True Love: Place

I was working on trying to tie this into one of my horoscopes but the idea kept bothering me, at the back of my brian.

It’s about a sense of place. A sense of where someone feels like he or she belongs. I have a list of livable — by my definition — cities in the world. Places where climate, population, arts, culture, access to fishing, indoors, outdoors, where everything comes together.

Recall, this is livable by my definition.

In that original list, San Antonio never figured in. One of my fishing buddies, a Virgo, rated San Antonio quite high. I didn’t get it.

Ft. Worth is OK but the winters are a bit harsh. Corpus Christi certainly works, airport, fishing, but the hurricane thing, still, not a deal breaker. Of course I love El Paso, and as a frequent guest, I can claim it as an alternate. Austin is perfect, and there’s not much else on my list.

San Antonio has had, according to a historical marker, 9 governments. Spain, provisional Mexican, Cohuila y Tejas, Mexican Monarchy, Republic of Texas, United States, Confederate States, United States.

That’s with no resources, just off the top of my head and not peeking. There is, I think a French one missing as well as one or more provisional Spanish/Mexican government entities.

Marker said nine different governments and that doesn’t cover the Clovis artifacts that would date back 10,000 years — or more with recent scholarship and new findings.

The place, the people, the land itself, it keeps on giving life. San Antonio is situated on the Southeast flank of the Edwards Aquifer, and part of the history includes immigrants locating here for the water.

Lone Star and Pearl Beer, both chose locations originally adjacent to downtown, for the water source. Neither beer is brewed here any longer, but that was mainstay of the economy at one time.

Having lived throughout the Southwest, and located in mobile, metropolitan conurbations from time to time, I’m used to the idea that a city is fluid and dynamic, along with the populations.

Which is what makes areas, places and people of San Antonio so much the stranger, at times.
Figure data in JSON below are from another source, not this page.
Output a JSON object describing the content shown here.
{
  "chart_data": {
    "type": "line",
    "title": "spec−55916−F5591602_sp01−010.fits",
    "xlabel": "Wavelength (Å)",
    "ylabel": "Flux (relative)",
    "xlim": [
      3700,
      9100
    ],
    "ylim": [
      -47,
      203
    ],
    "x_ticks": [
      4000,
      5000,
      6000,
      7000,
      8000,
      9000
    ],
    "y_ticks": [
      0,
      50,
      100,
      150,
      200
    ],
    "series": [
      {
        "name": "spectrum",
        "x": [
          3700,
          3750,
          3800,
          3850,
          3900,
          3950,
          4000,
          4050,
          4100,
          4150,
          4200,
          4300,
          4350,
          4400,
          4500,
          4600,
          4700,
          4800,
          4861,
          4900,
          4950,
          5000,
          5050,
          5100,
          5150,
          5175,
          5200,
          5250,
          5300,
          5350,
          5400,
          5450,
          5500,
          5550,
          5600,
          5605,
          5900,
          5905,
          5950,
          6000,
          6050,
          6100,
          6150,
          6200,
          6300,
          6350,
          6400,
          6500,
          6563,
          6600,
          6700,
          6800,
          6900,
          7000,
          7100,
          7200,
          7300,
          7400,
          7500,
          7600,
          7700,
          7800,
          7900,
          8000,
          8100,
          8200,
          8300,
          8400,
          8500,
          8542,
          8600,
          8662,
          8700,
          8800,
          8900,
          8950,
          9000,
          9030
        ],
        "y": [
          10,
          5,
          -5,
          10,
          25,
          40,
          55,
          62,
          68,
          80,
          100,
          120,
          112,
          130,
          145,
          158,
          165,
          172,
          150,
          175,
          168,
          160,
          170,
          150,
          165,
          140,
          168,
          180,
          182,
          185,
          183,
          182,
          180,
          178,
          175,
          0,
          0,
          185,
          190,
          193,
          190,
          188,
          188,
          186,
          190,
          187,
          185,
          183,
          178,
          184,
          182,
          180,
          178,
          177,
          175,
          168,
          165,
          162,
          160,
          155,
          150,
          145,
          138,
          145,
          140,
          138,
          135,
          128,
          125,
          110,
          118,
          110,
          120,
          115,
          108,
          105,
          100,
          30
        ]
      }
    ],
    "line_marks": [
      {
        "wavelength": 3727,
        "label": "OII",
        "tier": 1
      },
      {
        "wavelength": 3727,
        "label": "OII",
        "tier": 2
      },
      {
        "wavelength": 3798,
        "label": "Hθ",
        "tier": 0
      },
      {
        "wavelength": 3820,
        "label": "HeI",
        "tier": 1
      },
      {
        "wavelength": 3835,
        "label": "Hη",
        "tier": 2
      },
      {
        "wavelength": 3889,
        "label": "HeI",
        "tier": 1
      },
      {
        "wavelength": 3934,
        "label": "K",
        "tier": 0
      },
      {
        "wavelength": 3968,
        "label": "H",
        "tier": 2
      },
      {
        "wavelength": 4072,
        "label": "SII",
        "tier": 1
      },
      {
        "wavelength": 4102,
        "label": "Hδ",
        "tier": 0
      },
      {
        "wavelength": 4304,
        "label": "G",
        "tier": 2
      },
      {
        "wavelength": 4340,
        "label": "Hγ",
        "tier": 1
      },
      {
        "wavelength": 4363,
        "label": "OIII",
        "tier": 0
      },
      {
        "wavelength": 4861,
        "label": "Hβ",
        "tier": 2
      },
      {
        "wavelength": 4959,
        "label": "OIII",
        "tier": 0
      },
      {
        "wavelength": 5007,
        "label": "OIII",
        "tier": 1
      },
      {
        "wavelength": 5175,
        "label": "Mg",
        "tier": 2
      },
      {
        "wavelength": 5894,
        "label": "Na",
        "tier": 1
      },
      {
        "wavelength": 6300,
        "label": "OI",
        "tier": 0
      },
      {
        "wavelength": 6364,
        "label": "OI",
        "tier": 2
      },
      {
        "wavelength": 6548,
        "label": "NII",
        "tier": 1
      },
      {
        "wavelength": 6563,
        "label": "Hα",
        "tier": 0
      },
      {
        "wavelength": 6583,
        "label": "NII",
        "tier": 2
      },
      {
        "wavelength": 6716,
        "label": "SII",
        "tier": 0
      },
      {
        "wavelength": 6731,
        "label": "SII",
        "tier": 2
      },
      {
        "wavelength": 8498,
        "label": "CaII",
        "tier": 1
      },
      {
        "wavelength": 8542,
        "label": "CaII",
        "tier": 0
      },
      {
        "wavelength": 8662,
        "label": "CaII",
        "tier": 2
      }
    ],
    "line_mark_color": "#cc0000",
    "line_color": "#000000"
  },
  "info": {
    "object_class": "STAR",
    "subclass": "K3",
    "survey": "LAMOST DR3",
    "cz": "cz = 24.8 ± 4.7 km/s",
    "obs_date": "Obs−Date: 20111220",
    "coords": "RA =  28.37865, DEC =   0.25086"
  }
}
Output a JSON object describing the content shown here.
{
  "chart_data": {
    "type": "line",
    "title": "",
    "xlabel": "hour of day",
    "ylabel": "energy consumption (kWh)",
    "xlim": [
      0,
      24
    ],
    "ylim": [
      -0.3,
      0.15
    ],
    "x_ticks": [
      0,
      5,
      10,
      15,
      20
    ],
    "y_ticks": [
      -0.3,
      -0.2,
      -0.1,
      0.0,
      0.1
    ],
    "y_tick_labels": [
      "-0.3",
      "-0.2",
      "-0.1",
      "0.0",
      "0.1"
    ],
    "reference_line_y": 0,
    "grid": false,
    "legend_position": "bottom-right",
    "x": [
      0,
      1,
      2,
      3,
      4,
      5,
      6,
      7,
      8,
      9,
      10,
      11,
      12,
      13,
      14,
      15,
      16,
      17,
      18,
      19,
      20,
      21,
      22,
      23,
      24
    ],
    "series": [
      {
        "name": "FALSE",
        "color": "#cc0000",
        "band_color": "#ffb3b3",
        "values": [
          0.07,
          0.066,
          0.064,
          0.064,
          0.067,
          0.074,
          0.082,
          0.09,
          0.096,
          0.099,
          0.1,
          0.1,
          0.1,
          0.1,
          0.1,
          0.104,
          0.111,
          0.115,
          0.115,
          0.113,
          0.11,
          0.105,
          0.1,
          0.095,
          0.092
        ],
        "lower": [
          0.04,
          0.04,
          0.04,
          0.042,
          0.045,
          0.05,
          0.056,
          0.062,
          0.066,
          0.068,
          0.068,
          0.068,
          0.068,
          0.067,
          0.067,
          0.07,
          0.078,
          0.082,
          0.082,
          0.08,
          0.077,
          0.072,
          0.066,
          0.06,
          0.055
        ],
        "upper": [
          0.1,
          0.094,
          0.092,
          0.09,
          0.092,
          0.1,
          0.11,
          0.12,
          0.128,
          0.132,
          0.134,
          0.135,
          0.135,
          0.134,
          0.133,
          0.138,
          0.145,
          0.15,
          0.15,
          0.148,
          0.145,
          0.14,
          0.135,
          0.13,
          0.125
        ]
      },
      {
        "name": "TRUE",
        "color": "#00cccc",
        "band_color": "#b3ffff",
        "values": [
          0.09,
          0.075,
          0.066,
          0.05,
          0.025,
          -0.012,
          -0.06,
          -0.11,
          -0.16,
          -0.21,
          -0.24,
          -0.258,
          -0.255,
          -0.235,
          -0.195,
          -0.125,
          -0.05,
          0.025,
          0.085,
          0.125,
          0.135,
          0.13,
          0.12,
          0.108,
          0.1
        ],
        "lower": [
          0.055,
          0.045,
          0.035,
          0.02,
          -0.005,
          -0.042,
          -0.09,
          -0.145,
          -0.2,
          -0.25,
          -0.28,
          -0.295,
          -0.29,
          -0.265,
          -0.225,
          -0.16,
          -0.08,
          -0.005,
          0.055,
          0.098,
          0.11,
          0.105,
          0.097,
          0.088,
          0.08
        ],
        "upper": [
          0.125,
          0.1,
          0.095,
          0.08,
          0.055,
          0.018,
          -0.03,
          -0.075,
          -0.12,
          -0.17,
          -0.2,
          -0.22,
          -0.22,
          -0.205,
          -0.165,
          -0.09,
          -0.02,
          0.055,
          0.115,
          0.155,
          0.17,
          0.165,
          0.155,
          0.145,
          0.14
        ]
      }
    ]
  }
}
Imagine being born, raised, and living and pursuing a career and never leaving the immediate environment. Yet I’ll encounter that in San Antonio, “Puro San Antonio.” Say it with pride. Born, raised, educated, worked, lived, and never really ventured further than a two or three square miles.

South Side, East Side, West Side, neighborhoods get broken down into further geographic and political lines, frequently tied to a school district.

It’s more odd to me, having traipsed around the globe a time or two, the completely provincial sentiment.

However, as I was wandering one afternoon, as I am wont to do, I kept thinking about that number, 9, as in nine different governments, and yet the land — and people — remain the same.

Bexar County Line

It’s a place and a pace, more so than most of my destinations, that is defined by a sense of place. Rather than the transitory nature of place like Austin, San Antonio de Bexar, it’s not going anywhere. The native, the people and the land, has been defined as who they are, long before any of the current governments showed up.

What was important was how the sense of place played into this definition.